Obtaining voice data in practical application, processing the voice data through the step 1, extracting a Mel frequency spectrum graph, and finally obtaining N segments of 64 × 64 pixel segment-level Mel frequency spectrum graphs after segmentation. And then, segment level features are obtained through a Resnet feature extraction module in the step 3, and the segment level features are stacked in time sequence to form the N x 100 dimensional speech level features. And finally, processing through N time steps by three layers of LSTMs to obtain a final score.

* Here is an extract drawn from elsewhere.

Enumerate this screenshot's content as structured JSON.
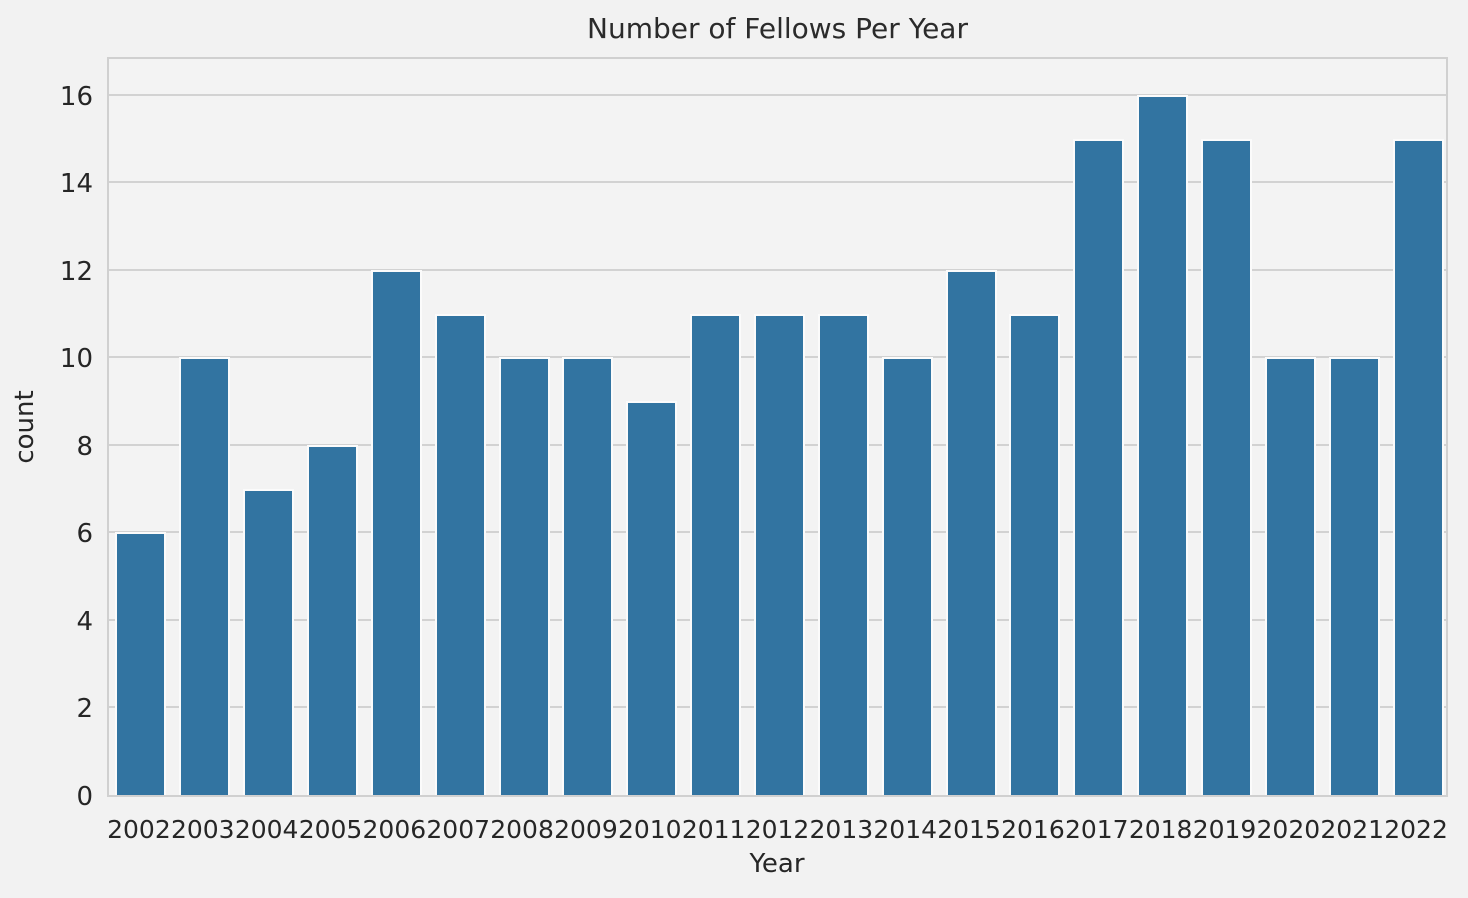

In the invention, when the evaluation indexes of only one regression task model are RMSE (RMSE) 0.036, MAE (MAE) 0.027 and R-square 0.778, the predicted value and the actual true value of the model are compared, and the prediction error of partial samples is found to be larger. The evaluation indexes of the multitask learning are RMSE (RMSE) 0.029, MAE (MAE) 0.022 and R-square (R-square) 0.837, and the number of samples with larger prediction errors is obviously reduced. In conclusion, the voice-based rehabilitation assessment auxiliary analysis method for the stroke patient through multitask learning can provide scientific and objective assessment results for voice rehabilitation assessment work, and fills the gap that rehabilitation therapy only depends on manual work.

Claims

1. The stroke rehabilitation assessment auxiliary analysis method based on the voice multitask learning is characterized by comprising the following steps of:

2. The stroke rehabilitation assessment auxiliary analysis method based on voice multitask learning according to claim 1, characterized in that the step 1 is realized as follows:

1-2 passing the speech signal through a high pass filter: h (z) ═ 1-. mu.z^-1Enhancing the high frequency part in the signal; then, framing operation is carried out on the signals in a mode that the frame length is 25 milliseconds and the frame shift is 10 milliseconds; then multiplying each frame by a hamming window;

mel-frequency spectrum:

3. The stroke rehabilitation assessment auxiliary analysis method based on voice multitask learning according to claim 1 or 2, characterized in that the step 2 is realized as follows:

4. The stroke rehabilitation assessment auxiliary analysis method based on voice multitask learning according to claim 1, characterized in that the step 3 is realized as follows:

x_iand

5. The stroke rehabilitation assessment auxiliary analysis method based on voice multitask learning according to claim 1, characterized in that the step 4 is realized as follows:

x_iand

wherein, y_iThe true value of the sample is represented by,

denotes the predicted value of the sample, y_meanRepresents the mean of the true values of all samples.